Tá Rindo de Quê?

Créditos da imagem: Bretz Filmes/Divulgação

Filmes

Crítica

Tá Rindo de Quê?

Documentário relembra como o humor no Brasil fez resistência à ditadura militar na TV, no teatro e no impresso

Mariana Canhisares
23.04.2019
16h39

“Fiquem tranquilos os poderosos que têm medo de nós: nenhum humorista atira pra matar”, escreveu Millôr Fernandes. Não há dúvida de que ele tinha razão: o humor pode causar muito mais do que apenas riso. Não à toa, durante a ditadura militar no Brasil, a comédia na TV, no teatro, no cinema e no impresso foi acompanhada de perto. Mas, mesmo com um regime tão duro de censura, tortura e perseguições, floresceram no país diferentes maneiras de zombar e criticar nesse cenário. O trabalho destes tantos homens e mulheres são o tema de Tá Rindo de Quê?, documentário do trio de diretores Cláudio Manoel, Álvaro Campos e Alê Braga que analisa a criatividade e a resistência do humor em um período sombrio de nossa história.

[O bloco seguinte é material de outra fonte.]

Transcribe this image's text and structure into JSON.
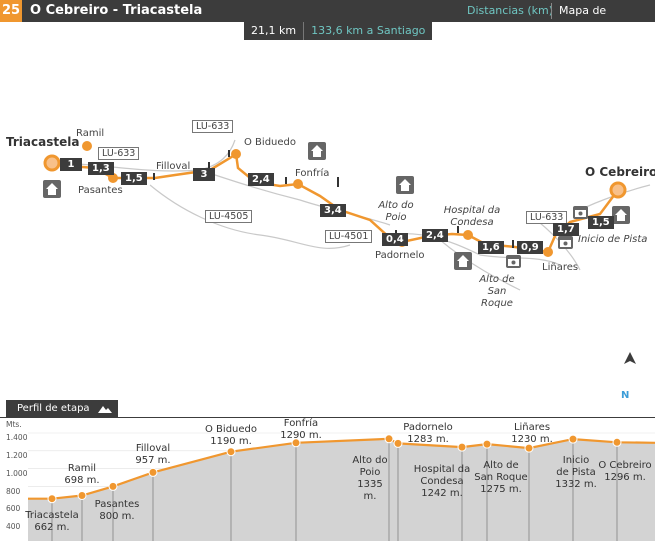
{
  "header": {
    "stage_number": "25",
    "title": "O Cebreiro - Triacastela",
    "distances_link": "Distancias (km)",
    "map_link": "Mapa de situación"
  },
  "distance": {
    "stage_km": "21,1 km",
    "to_santiago": "133,6 km a Santiago"
  },
  "map": {
    "places": {
      "triacastela": "Triacastela",
      "ramil": "Ramil",
      "pasantes": "Pasantes",
      "filloval": "Filloval",
      "o_biduedo": "O Biduedo",
      "fonfria": "Fonfría",
      "alto_do_poio": "Alto do Poio",
      "padornelo": "Padornelo",
      "hospital": "Hospital da Condesa",
      "alto_san_roque": "Alto de San Roque",
      "linares": "Liñares",
      "o_cebreiro": "O Cebreiro",
      "inicio_pista": "Inicio de Pista"
    },
    "roads": [
      "LU-633",
      "LU-633",
      "LU-4505",
      "LU-4501",
      "LU-633"
    ],
    "segments": [
      "1",
      "1,3",
      "1,5",
      "3",
      "2,4",
      "3,4",
      "0,4",
      "2,4",
      "1,6",
      "0,9",
      "1,7",
      "1,5"
    ],
    "north_label": "N",
    "colors": {
      "route": "#f0972f",
      "dark": "#3c3c3c",
      "accent": "#6fc6c2"
    }
  },
  "profile": {
    "tab_label": "Perfil de etapa",
    "axis_unit": "Mts.",
    "axis_ticks": [
      "1.400",
      "1.200",
      "1.000",
      "800",
      "600",
      "400"
    ],
    "points": [
      {
        "name": "Triacastela",
        "alt": "662 m."
      },
      {
        "name": "Ramil",
        "alt": "698 m."
      },
      {
        "name": "Pasantes",
        "alt": "800 m."
      },
      {
        "name": "Filloval",
        "alt": "957 m."
      },
      {
        "name": "O Biduedo",
        "alt": "1190 m."
      },
      {
        "name": "Fonfría",
        "alt": "1290 m."
      },
      {
        "name": "Alto do Poio",
        "alt": "1335 m."
      },
      {
        "name": "Padornelo",
        "alt": "1283 m."
      },
      {
        "name": "Hospital da Condesa",
        "alt": "1242 m."
      },
      {
        "name": "Alto de San Roque",
        "alt": "1275 m."
      },
      {
        "name": "Liñares",
        "alt": "1230 m."
      },
      {
        "name": "Inicio de Pista",
        "alt": "1332 m."
      },
      {
        "name": "O Cebreiro",
        "alt": "1296 m."
      }
    ]
  }
}
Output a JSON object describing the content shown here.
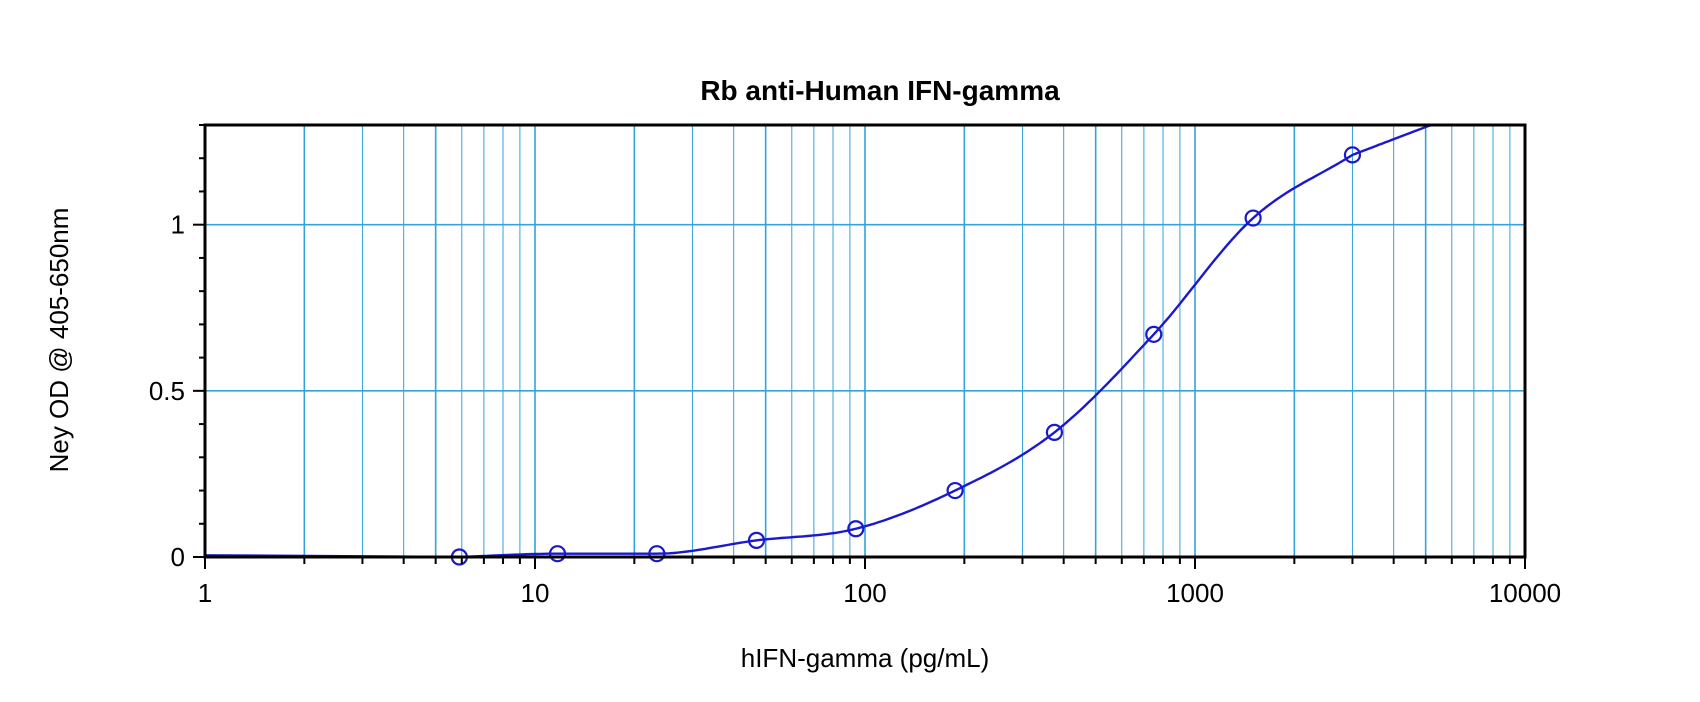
{
  "chart_data": {
    "type": "scatter",
    "title": "Rb anti-Human IFN-gamma",
    "xlabel": "hIFN-gamma (pg/mL)",
    "ylabel": "Ney OD @ 405-650nm",
    "x_scale": "log",
    "xlim": [
      1,
      10000
    ],
    "ylim": [
      0,
      1.3
    ],
    "grid": true,
    "x_ticks": [
      "1",
      "10",
      "100",
      "1000",
      "10000"
    ],
    "y_ticks": [
      "0",
      "0.5",
      "1"
    ],
    "series": [
      {
        "points": [
          {
            "x": 5.9,
            "y": 0.0
          },
          {
            "x": 11.7,
            "y": 0.01
          },
          {
            "x": 23.4,
            "y": 0.01
          },
          {
            "x": 46.9,
            "y": 0.05
          },
          {
            "x": 93.8,
            "y": 0.085
          },
          {
            "x": 187.5,
            "y": 0.2
          },
          {
            "x": 375,
            "y": 0.375
          },
          {
            "x": 750,
            "y": 0.67
          },
          {
            "x": 1500,
            "y": 1.02
          },
          {
            "x": 3000,
            "y": 1.21
          }
        ]
      }
    ],
    "colors": {
      "data": "#1a1acc",
      "grid": "#33a3dd",
      "axis": "#000000"
    }
  }
}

O filme se sustenta nos seus numerosos depoimentos, sem se preocupar em criar uma tese que os una. Na realidade, a intenção ao apresentar as diferentes opiniões e abordagens é dar um panorama para o espectador da produção cômica ao longo de quase duas décadas. Por isso, não se vê apenas o humor crítico e afiado sobre a política brasileira, mas também a comédia de personagens de Jô Soares e a experimentação do grupo teatral Asdrúbal Trouxe o Trombone. Assim, a narrativa se organiza em blocos temáticos, um recurso que pode não ser inventivo, mas é didático e serve muito bem ao propósito dos diretores.

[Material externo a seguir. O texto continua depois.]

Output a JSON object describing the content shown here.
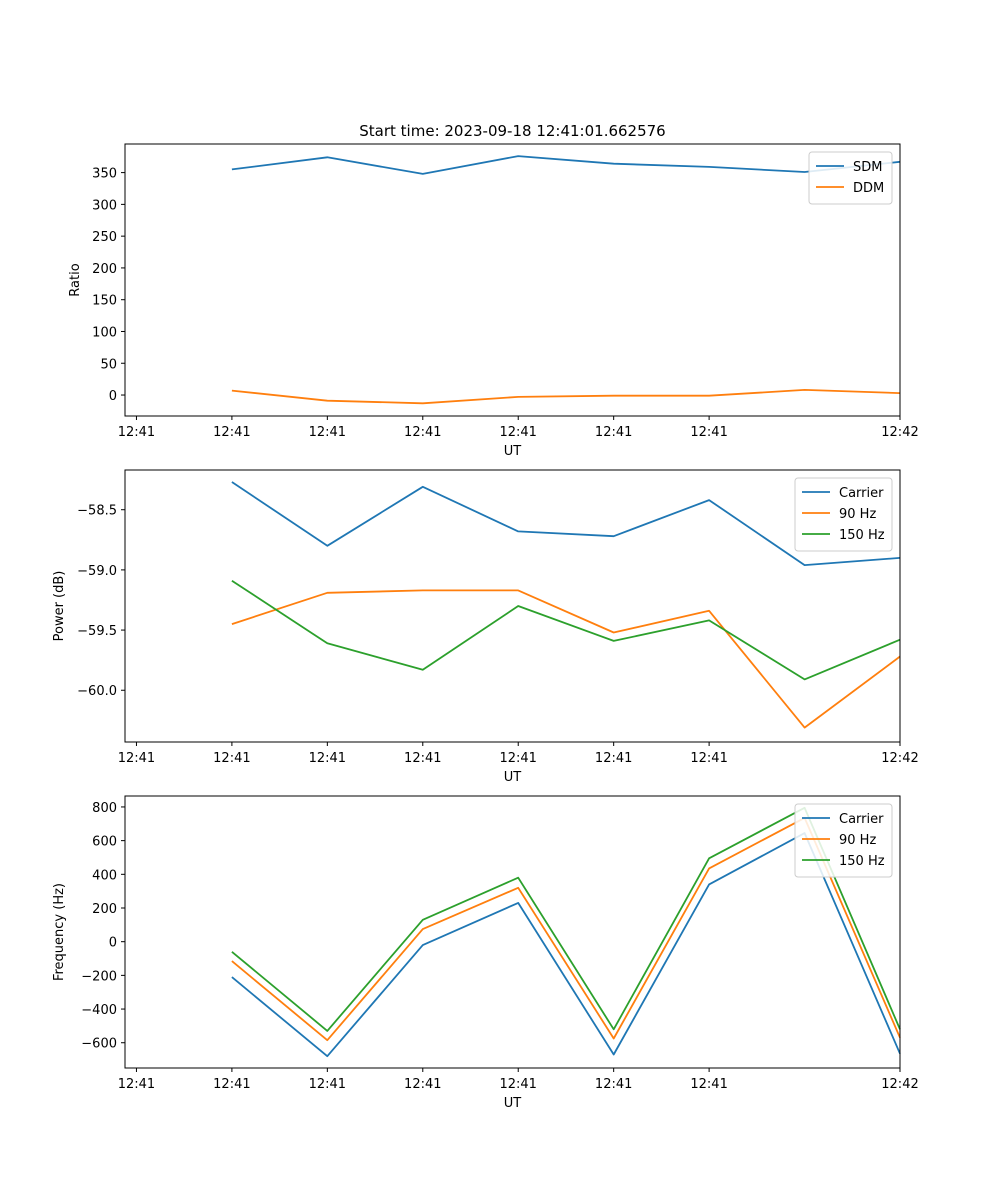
{
  "chart_data": [
    {
      "type": "line",
      "title": "Start time: 2023-09-18 12:41:01.662576",
      "xlabel": "UT",
      "ylabel": "Ratio",
      "x_tick_labels": [
        "12:41",
        "12:41",
        "12:41",
        "12:41",
        "12:41",
        "12:41",
        "12:41"
      ],
      "x_last_tick_label": "12:42",
      "ylim": [
        -33,
        395
      ],
      "yticks": [
        0,
        50,
        100,
        150,
        200,
        250,
        300,
        350
      ],
      "y_tick_labels": [
        "0",
        "50",
        "100",
        "150",
        "200",
        "250",
        "300",
        "350"
      ],
      "legend_position": "top-right",
      "x": [
        1,
        2,
        3,
        4,
        5,
        6,
        7,
        8
      ],
      "series": [
        {
          "name": "SDM",
          "color": "#1f77b4",
          "values": [
            355,
            374,
            348,
            376,
            364,
            359,
            351,
            367
          ]
        },
        {
          "name": "DDM",
          "color": "#ff7f0e",
          "values": [
            7,
            -9,
            -13,
            -3,
            -1,
            -1,
            8,
            3
          ]
        }
      ]
    },
    {
      "type": "line",
      "xlabel": "UT",
      "ylabel": "Power (dB)",
      "x_tick_labels": [
        "12:41",
        "12:41",
        "12:41",
        "12:41",
        "12:41",
        "12:41",
        "12:41"
      ],
      "x_last_tick_label": "12:42",
      "ylim": [
        -60.43,
        -58.17
      ],
      "yticks": [
        -60.0,
        -59.5,
        -59.0,
        -58.5
      ],
      "y_tick_labels": [
        "−60.0",
        "−59.5",
        "−59.0",
        "−58.5"
      ],
      "legend_position": "top-right",
      "x": [
        1,
        2,
        3,
        4,
        5,
        6,
        7,
        8
      ],
      "series": [
        {
          "name": "Carrier",
          "color": "#1f77b4",
          "values": [
            -58.27,
            -58.8,
            -58.31,
            -58.68,
            -58.72,
            -58.42,
            -58.96,
            -58.9
          ]
        },
        {
          "name": "90 Hz",
          "color": "#ff7f0e",
          "values": [
            -59.45,
            -59.19,
            -59.17,
            -59.17,
            -59.52,
            -59.34,
            -60.31,
            -59.72
          ]
        },
        {
          "name": "150 Hz",
          "color": "#2ca02c",
          "values": [
            -59.09,
            -59.61,
            -59.83,
            -59.3,
            -59.59,
            -59.42,
            -59.91,
            -59.58
          ]
        }
      ]
    },
    {
      "type": "line",
      "xlabel": "UT",
      "ylabel": "Frequency (Hz)",
      "x_tick_labels": [
        "12:41",
        "12:41",
        "12:41",
        "12:41",
        "12:41",
        "12:41",
        "12:41"
      ],
      "x_last_tick_label": "12:42",
      "ylim": [
        -750,
        865
      ],
      "yticks": [
        -600,
        -400,
        -200,
        0,
        200,
        400,
        600,
        800
      ],
      "y_tick_labels": [
        "−600",
        "−400",
        "−200",
        "0",
        "200",
        "400",
        "600",
        "800"
      ],
      "legend_position": "top-right",
      "x": [
        1,
        2,
        3,
        4,
        5,
        6,
        7,
        8
      ],
      "series": [
        {
          "name": "Carrier",
          "color": "#1f77b4",
          "values": [
            -210,
            -680,
            -20,
            230,
            -670,
            340,
            645,
            -665
          ]
        },
        {
          "name": "90 Hz",
          "color": "#ff7f0e",
          "values": [
            -115,
            -585,
            75,
            320,
            -575,
            435,
            735,
            -570
          ]
        },
        {
          "name": "150 Hz",
          "color": "#2ca02c",
          "values": [
            -60,
            -530,
            130,
            380,
            -520,
            495,
            795,
            -520
          ]
        }
      ]
    }
  ]
}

Dentro dessa proposta, Tá Rindo de Quê? destaca quem foram os humoristas mais importantes de cada vertente. Na maioria das vezes, essas ênfases são bem-vindas e equilibradas. Mas, em alguns momentos, o filme dá espaço demais para falar sobre algo que o público está cansado de saber, como as contribuições de Chico Anysio. É inegável que ele foi um dos grandes nomes do humor do país e, por isso, não se poderia fazer um documentário do tipo sem mencioná-lo e olhá-lo com um pouco mais de atenção. Porém, dedicar praticamente um segmento inteiro para falar dele acaba criando uma quebra de ritmo e uma assimetria dentro da narrativa. Perde-se, então, a oportunidade de tratar do trabalho de outros nomes importantes que nem sempre ganham os holofotes, sobretudo das mulheres.

As humoristas brasileiras têm um espaço restrito no documentário. Suas percepções e vivências estão praticamente condensadas em um momento, sem que nem sempre se dê o mesmo peso que seus pares homens. É evidente que pensar na produção do humor sob a ótica feminina é interessante, tendo em vista o espaço limitado que era concedido para elas através do tipo “burra e sexy”. No entanto, não colocar suas vozes nos momentos mais gerais é, em alguma medida, desvalorizar suas contribuições. Esse descompasso é amenizado conforme o longa se encaminha para o seu final. Mas, de todo modo, impressiona a diferença do número de depoimentos colhidos de homens e mulheres.

Mesmo com seus deslizes, é inegável a relevância do documentário. Do ponto de vista histórico, Tá Rindo de Quê? é mais uma peça importante para reconstruir a memória do que foi a ditadura no país, ainda mais agora quando se tornou tão conveniente falsear e negar fatos desta época. Porém, também destaca o papel do humor na sociedade, tanto como entretenimento, quanto como crítica. Gostos pessoais à parte, a figura do comediante se prova cada vez mais essencial para entendermos quem somos e fomos enquanto nação.